Jesús estaba echando un demonio que era mudo. Apenas salió el demonio, empezó a hablar el mudo.
El Evangelista nos ofrece este episodio después del Padrenuestro y de dos parábolas con las que Jesús nos exhorta a orar con confianza, sin desfallecer. Ahora nos habla de un reino dividido: Todo reino dividido contra sí mismo queda asolado y una casa se desploma sobre la otra. No piensa en realidades externas; piensa en nuestra realidad interior. Porque es dentro donde se origina el mal. Podemos llamarlo Belcebú, ya que Belcebú significa dueño de casa. No podemos permitir que el mal, el belcebú, el egoísmo, el orgullo, el desamor, se instale cómodo en lo profundo de nuestro ser. Si el más fuerte, Jesús, guarda nuestro castillo interior, ningún enemigo tendrá posibilidad de adueñarse del castillo. Jesús ha venido para terminar con el poder del mal, de todo mal. Y con Él como Señor del castillo, podremos ayudar a otros a derrotar a sus enemigos.
La última invocación del Padrenuestro es: Y líbranos del mal. Cuando Jesús habla del mal, piensa en todo lo que nos hace daño. Piensa, sobre todo, en el mal moral, raíz de todo otro mal.
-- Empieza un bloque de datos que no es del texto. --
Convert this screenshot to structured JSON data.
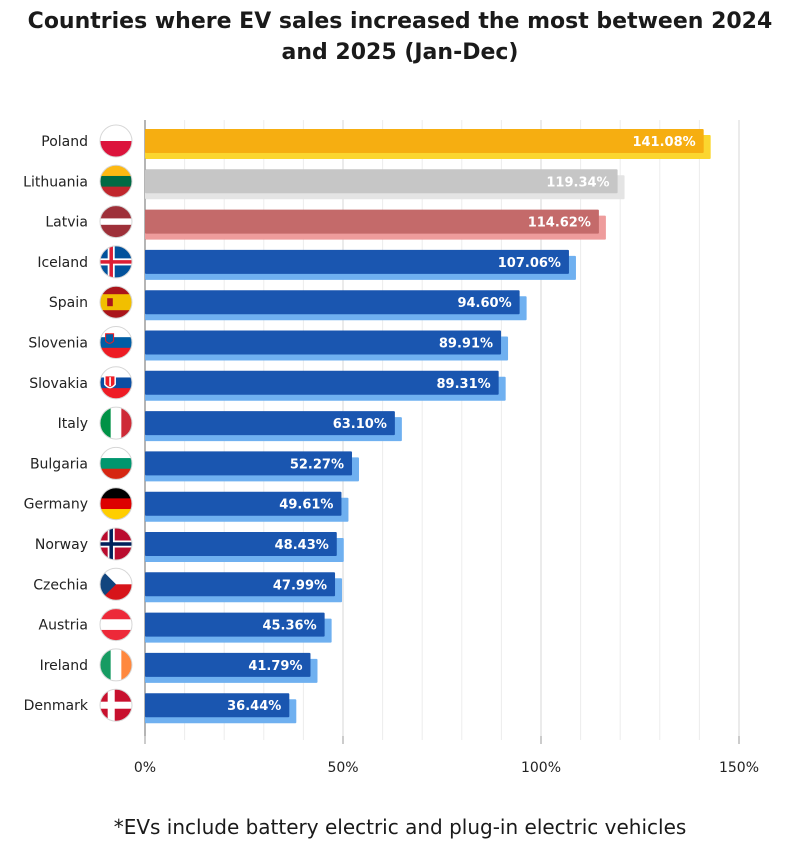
{
  "title_line1": "Countries where EV sales increased the most between 2024",
  "title_line2": "and 2025 (Jan-Dec)",
  "footnote": "*EVs include battery electric and plug-in electric vehicles",
  "colors": {
    "top1": "#F6AE11",
    "top1_shadow": "#FBD62F",
    "top2": "#C6C6C6",
    "top2_shadow": "#E4E4E4",
    "top3": "#C46A6A",
    "top3_shadow": "#EE9C9C",
    "default": "#1A56B0",
    "default_shadow": "#6FB0F0"
  },
  "chart_data": {
    "type": "bar",
    "orientation": "horizontal",
    "title": "Countries where EV sales increased the most between 2024 and 2025 (Jan-Dec)",
    "categories": [
      "Poland",
      "Lithuania",
      "Latvia",
      "Iceland",
      "Spain",
      "Slovenia",
      "Slovakia",
      "Italy",
      "Bulgaria",
      "Germany",
      "Norway",
      "Czechia",
      "Austria",
      "Ireland",
      "Denmark"
    ],
    "values": [
      141.08,
      119.34,
      114.62,
      107.06,
      94.6,
      89.91,
      89.31,
      63.1,
      52.27,
      49.61,
      48.43,
      47.99,
      45.36,
      41.79,
      36.44
    ],
    "data_labels": [
      "141.08%",
      "119.34%",
      "114.62%",
      "107.06%",
      "94.60%",
      "89.91%",
      "89.31%",
      "63.10%",
      "52.27%",
      "49.61%",
      "48.43%",
      "47.99%",
      "45.36%",
      "41.79%",
      "36.44%"
    ],
    "xlim": [
      0,
      150
    ],
    "x_ticks": [
      0,
      50,
      100,
      150
    ],
    "x_tick_labels": [
      "0%",
      "50%",
      "100%",
      "150%"
    ],
    "grid": true,
    "icons": [
      "flag-poland",
      "flag-lithuania",
      "flag-latvia",
      "flag-iceland",
      "flag-spain",
      "flag-slovenia",
      "flag-slovakia",
      "flag-italy",
      "flag-bulgaria",
      "flag-germany",
      "flag-norway",
      "flag-czechia",
      "flag-austria",
      "flag-ireland",
      "flag-denmark"
    ]
  }
}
Lo dice bien la oración de la misa después del Padrenuestro: Líbranos, Señor, de todos los males…; que vivamos siempre libres de pecado y protegidos de toda perturbación.
A la invocación líbranos del mal pongámosle como telón de fondo la muerte y resurrección de Jesús. Es el fin del dominio del mal: Ahora es el juicio de este mundo; ahora el príncipe de este mundo será derribado. Y yo, cuando sea elevado de la tierra, atraeré a todos hacia mí (Jn 12, 32).